Von Pat Binder & Gerhard Haupt | Dez 2012Als das Mathaf in Doha Ende 2010 eingeweiht wurde, kuratierten Sam Bardaouil und Till Fellrath eine der drei Eröffnungsausstellungen: Told / Untold / Retold [1]. Bei diesen "Geschichten von Reisen durch Zeit und Raum" handelte es sich um die Ansammlung neu in Auftrag gegebener, für sich autonomer Werke und Projekte von 23 zeitgenössischen Künstlerinnen und Künstlern mit Wurzeln in der arabischen Welt.
Mit ihrer zweiten großen Ausstellung in Doha, Tea with Nefertiti: The making of the artwork by the artist, the museum and the public, eröffnet am 16. November 2012 im Mathaf zusammen mit Forever Now [2], holen die beiden Kuratoren jetzt ganz weit aus, und das sowohl zeitlich als auch inhaltlich. Über "Kontinente und Millenien hinweg" wollen sie eine kritische Perspektive darauf bieten, "wie Kunstwerke benutzt wurden, um Bilder und Wahrnehmungen kulturellen Andersseins zu schaffen". Passend zum 100. Jahrestag der Entdeckung (und Vereinnahmung) der Büste der Nofrete, nehmen sie die im 19. Jahrhundert entstandenen altägyptischen Sammlungen europäischer Museen zum Ausgangspunkt ihrer Auseinandersetzung mit Museologie, der Inszenierung von Kunstwerken, der überkommenen Kunstgeschichtsschreibung sowie des "employment of mechanisms of visual and literary display as a means of forming, informing and framing cultural otherness". (Mehr dazu in der Presseverlautbarung weiter unten.)
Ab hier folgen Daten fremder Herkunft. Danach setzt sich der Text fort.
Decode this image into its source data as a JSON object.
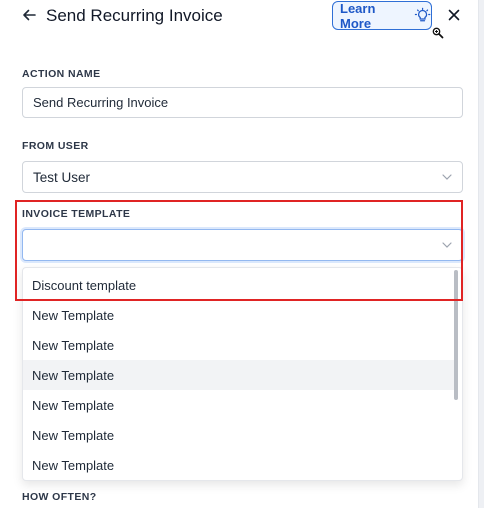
{
  "header": {
    "title": "Send Recurring Invoice",
    "learn_more_label": "Learn More",
    "back_icon": "arrow-left-icon",
    "close_icon": "close-icon",
    "learn_more_icon": "lightbulb-icon"
  },
  "form": {
    "action_name": {
      "label": "ACTION NAME",
      "value": "Send Recurring Invoice"
    },
    "from_user": {
      "label": "FROM USER",
      "value": "Test User"
    },
    "invoice_template": {
      "label": "INVOICE TEMPLATE",
      "value": "",
      "options": [
        "Discount template",
        "New Template",
        "New Template",
        "New Template",
        "New Template",
        "New Template",
        "New Template"
      ],
      "hovered_index": 3
    },
    "how_often": {
      "label": "HOW OFTEN?"
    }
  },
  "colors": {
    "accent": "#1e58c7",
    "highlight": "#e02424",
    "hover_bg": "#f2f3f5"
  }
}
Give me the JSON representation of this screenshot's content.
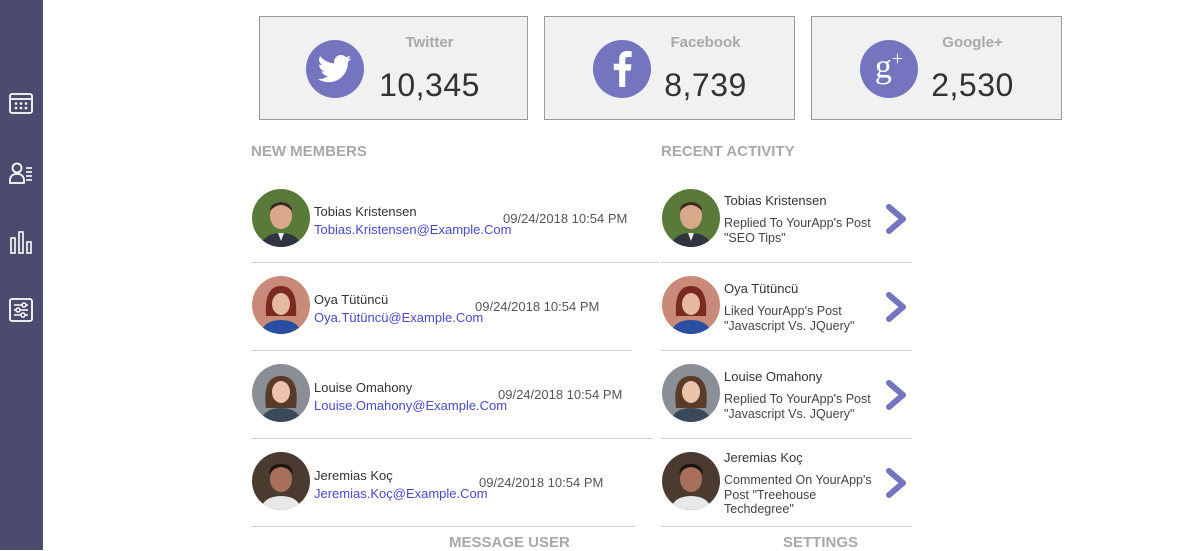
{
  "sidebar": {
    "items": [
      {
        "icon": "calendar-icon"
      },
      {
        "icon": "members-icon"
      },
      {
        "icon": "bar-chart-icon"
      },
      {
        "icon": "settings-sliders-icon"
      }
    ],
    "color": "#4b4b6e"
  },
  "social": [
    {
      "name": "Twitter",
      "count": "10,345",
      "icon": "twitter-icon"
    },
    {
      "name": "Facebook",
      "count": "8,739",
      "icon": "facebook-icon"
    },
    {
      "name": "Google+",
      "count": "2,530",
      "icon": "google-plus-icon"
    }
  ],
  "accent": "#7474bf",
  "new_members": {
    "title": "NEW MEMBERS",
    "members": [
      {
        "name": "Tobias Kristensen",
        "email": "Tobias.Kristensen@Example.Com",
        "date": "09/24/2018 10:54 PM"
      },
      {
        "name": "Oya Tütüncü",
        "email": "Oya.Tütüncü@Example.Com",
        "date": "09/24/2018 10:54 PM"
      },
      {
        "name": "Louise Omahony",
        "email": "Louise.Omahony@Example.Com",
        "date": "09/24/2018 10:54 PM"
      },
      {
        "name": "Jeremias Koç",
        "email": "Jeremias.Koç@Example.Com",
        "date": "09/24/2018 10:54 PM"
      }
    ]
  },
  "recent_activity": {
    "title": "RECENT ACTIVITY",
    "items": [
      {
        "name": "Tobias Kristensen",
        "text": "Replied To YourApp's Post \"SEO Tips\""
      },
      {
        "name": "Oya Tütüncü",
        "text": "Liked YourApp's Post \"Javascript Vs. JQuery\""
      },
      {
        "name": "Louise Omahony",
        "text": "Replied To YourApp's Post \"Javascript Vs. JQuery\""
      },
      {
        "name": "Jeremias Koç",
        "text": "Commented On YourApp's Post \"Treehouse Techdegree\""
      }
    ]
  },
  "footer": {
    "message_user": "MESSAGE USER",
    "settings": "SETTINGS"
  }
}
Der konzeptionelle Anspruch der Schau ist außerordentlich hoch - jedenfalls weitaus höher als es die auf Publikumswirksamkeit abzielende, platte Alliteration des Titels (Tee mit Nofretete…) zunächst vermuten lässt. Man hätte ziemlich viel Zeit gebraucht, um sich mit den diversen Konstellationen von Werken der modernen und zeitgenössischen Kunst, den inszenierten Bezügen zwischen Exponaten von 1800 v.u.Z. bis in die Gegenwart, dokumentarischen Verweisen, historischen Exkursen, Wandtexten, etc. in der erforderlichen Weise beschäftigen zu können.
Doch unverständlicherweise sah das Programm der Presseeinladung für die beiden Ausstellungen im Mathaf - dem Anlass der Reise - nur zwei (!) Stunden vor. Nach kurzem Briefing (ohne die Chance, Fragen zu stellen) wurde man eiligst durch Tea with Nefertiti und Forever Now geführt, behindert von einer Schar von Fotografen und Kameraleuten, die unablässig die Kuratoren und deren Zuhörer aufnahmen.
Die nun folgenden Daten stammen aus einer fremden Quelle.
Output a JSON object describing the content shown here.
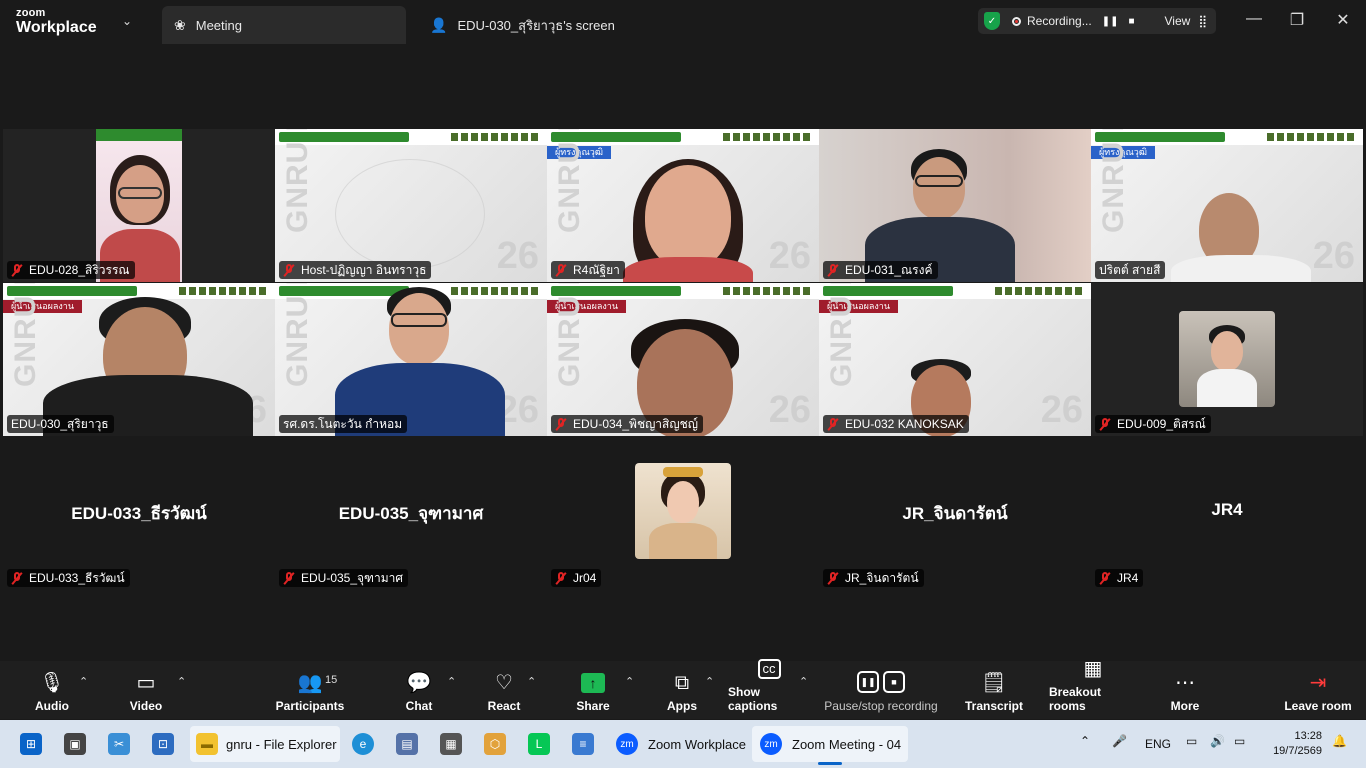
{
  "titlebar": {
    "brand_top": "zoom",
    "brand_bottom": "Workplace",
    "active_tab": "Meeting",
    "share_tab": "EDU-030_สุริยาวุธ's screen",
    "recording_label": "Recording...",
    "view_label": "View"
  },
  "tiles": {
    "t1": "EDU-028_สิริวรรณ",
    "t2": "Host-ปฏิญญา อินทราวุธ",
    "t3": "R4ณัฐิยา",
    "t4": "EDU-031_ณรงค์",
    "t5": "ปริตต์ สายสี",
    "t6": "EDU-030_สุริยาวุธ",
    "t7": "รศ.ดร.โนตะวัน  กำหอม",
    "t8": "EDU-034_พิชญาสิญชญ์",
    "t9": "EDU-032 KANOKSAK",
    "t10": "EDU-009_ติสรณ์",
    "t11_center": "EDU-033_ธีรวัฒน์",
    "t11": "EDU-033_ธีรวัฒน์",
    "t12_center": "EDU-035_จุฑามาศ",
    "t12": "EDU-035_จุฑามาศ",
    "t13": "Jr04",
    "t14_center": "JR_จินดารัตน์",
    "t14": "JR_จินดารัตน์",
    "t15_center": "JR4",
    "t15": "JR4"
  },
  "slide": {
    "label_blue": "ผู้ทรงคุณวุฒิ",
    "label_red": "ผู้นำเสนอผลงาน",
    "watermark": "GNRU LPRU",
    "number": "26"
  },
  "controls": {
    "audio": "Audio",
    "video": "Video",
    "participants": "Participants",
    "participants_count": "15",
    "chat": "Chat",
    "react": "React",
    "share": "Share",
    "apps": "Apps",
    "captions": "Show captions",
    "pause_rec": "Pause/stop recording",
    "transcript": "Transcript",
    "breakout": "Breakout rooms",
    "more": "More",
    "leave": "Leave room"
  },
  "taskbar": {
    "file_explorer": "gnru - File Explorer",
    "zoom_workplace": "Zoom Workplace",
    "zoom_meeting": "Zoom Meeting - 04",
    "lang": "ENG",
    "time": "13:28",
    "date": "19/7/2569"
  },
  "colors": {
    "active_speaker": "#2ed36b",
    "mute_red": "#e02424",
    "share_green": "#1db954",
    "slide_green": "#2e8b2e"
  }
}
Bei der Eröffnung hätte es die Gelegenheit geben können, beteiligte Künstler zu treffen und sich weiter umzuschauen. Doch die Teilnahme daran blieb den eigens für die beiden Ausstellungen eingeflogenen Medienvertretern verwehrt. Während das Vernissagepublikum ins Mathaf strömte, wurden wir "eingeladenen" Journalisten und Kunstkritiker zu einem isolierten Abendessen ins Stadtzentrum verbracht, stets "behütet" von beinahe ebensovielen PR-Agenten wie "Gästen" [3]. Noch unerfreulicher geriet der Abend dann, als wir auf die Suggestivfrage nach unserem Eindruck von den großen Fortschritten des Kunstgeschehens in Katar nicht die erhoffte, uneingeschränkt positive Antwort gaben und daraufhin von der Chefin einer der PR-Agenturen ohne Sachkenntnis massiv agitiert wurden. Ein Ausscheren wäre übrigens schlecht möglich gewesen. An dem zwischen Baustellen weit draußen in der Education City gelegenen Mathaf kommt kein Taxi mal ebenso vorbei, man ist also vom offiziell organisierten Transport abhängig. Und wie das Erlebnis einer Teilnehmerin der Pressetour am nächsten Morgen zeigte, verlangten die PR-Damen energisch die strikte Einhaltung des Programms. [4]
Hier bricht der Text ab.